Intrigue in The Hague: Death threats against Palestinian ICC activist probed

Nada Kiswanson, a legal researcher at Palestinian rights group Al-Haq, says she's received death threats by e-mail, via family members and in the form of flower deliveries to her home.

Palestinian Authority Foreign Minister Riad al-Malki (C) leaves the ICC at the Hague [File] (photo credit: REUTERS)
Palestinian Authority Foreign Minister Riad al-Malki (C) leaves the ICC at the Hague [File]
(photo credit: REUTERS)
AMSTERDAM - Dutch authorities are investigating death threats against a Palestinian rights activist in The Hague targeted because she has made submissions to the International Criminal Court's inquiry into the 2014 Gaza conflict.

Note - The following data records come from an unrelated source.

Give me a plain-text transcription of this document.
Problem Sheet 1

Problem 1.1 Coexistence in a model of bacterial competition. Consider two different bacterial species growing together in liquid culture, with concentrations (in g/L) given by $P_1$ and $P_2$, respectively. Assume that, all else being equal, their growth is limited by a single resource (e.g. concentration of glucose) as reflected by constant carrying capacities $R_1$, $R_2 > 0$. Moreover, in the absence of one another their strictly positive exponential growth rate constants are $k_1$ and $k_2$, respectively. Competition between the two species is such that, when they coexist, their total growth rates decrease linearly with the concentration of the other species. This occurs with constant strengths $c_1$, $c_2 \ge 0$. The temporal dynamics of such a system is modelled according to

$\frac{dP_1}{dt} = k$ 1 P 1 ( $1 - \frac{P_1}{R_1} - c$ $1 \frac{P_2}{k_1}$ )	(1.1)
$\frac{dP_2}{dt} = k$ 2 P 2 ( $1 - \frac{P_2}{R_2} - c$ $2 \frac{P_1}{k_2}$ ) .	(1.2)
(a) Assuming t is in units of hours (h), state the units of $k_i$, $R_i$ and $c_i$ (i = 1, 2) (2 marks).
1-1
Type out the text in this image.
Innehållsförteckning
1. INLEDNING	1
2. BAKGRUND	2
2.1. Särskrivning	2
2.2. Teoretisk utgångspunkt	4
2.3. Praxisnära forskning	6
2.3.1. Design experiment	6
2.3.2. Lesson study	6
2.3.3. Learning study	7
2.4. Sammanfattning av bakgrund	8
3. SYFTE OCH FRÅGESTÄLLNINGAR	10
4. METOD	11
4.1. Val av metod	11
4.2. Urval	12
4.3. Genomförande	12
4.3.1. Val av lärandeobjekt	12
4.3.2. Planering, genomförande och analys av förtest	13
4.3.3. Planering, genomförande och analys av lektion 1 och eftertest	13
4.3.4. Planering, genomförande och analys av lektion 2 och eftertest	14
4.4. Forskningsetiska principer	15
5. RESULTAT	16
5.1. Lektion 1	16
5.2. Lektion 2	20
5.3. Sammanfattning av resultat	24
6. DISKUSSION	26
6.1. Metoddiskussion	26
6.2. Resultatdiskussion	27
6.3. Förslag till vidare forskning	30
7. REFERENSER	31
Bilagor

Nada Kiswanson, a legal researcher at Palestinian rights group Al-Haq, said the threats began early this year and have continued on a regular basis since.
"My channels of communication have been totally compromised," Kiswanson told Reuters, adding that she had received death threats by e-mail, via family members and in the form of flower deliveries to her home with accompanying messages.
When she purchased an anonymous pre-paid mobile phone number, she received a threat on it a day later. Messages had come in Dutch, English and "broken Arabic," she said.
The Jordanian-Swedish citizen had also been called on a family member's pre-paid Jordanian number while staying in the country, while a relative in Sweden had been called and told that Kiswanson would be "eliminated."
Human rights organization Amnesty International said it was forced to temporarily close its office in The Hague for security reasons after an employee's personal e-mail was hacked and used to send Kiswanson a death threat.
Since the start of 2015, the ICC has been conducting a preliminary examination of possible crimes committed by both sides in the Gaza conflict, in which more than 2,000 died. Israel, which rejects the court's authority, put its dead at 67 soldiers and six civilians.
Dutch authorities confirmed they were investigating threats against Kiswanson, first reported publicly by newspaper NRC Handelsblad, and that they had put in place measures to protect her.
Although the war crimes court's cases are always highly contentious, rights workers have never before been threatened in the Netherlands.
The court's handful of prosecutors and investigators are heavily reliant on the work of human rights organizations and volunteers to provide background information on the war crimes and crimes against humanity it investigates around the world.
Actual investigations must be carried out by prosecution staff.
Court officials have not yet been able to send a mission to Gaza. Kiswanson submitted information to prosecutors that was collected by Al-Haq at the time of the conflict.
Activists and witnesses linked to ICC cases have been threatened in the past. Judges at the court have said threats against witnesses contributed to the collapse of the crimes against humanity case against Kenyan President Uhuru Kenyatta last year.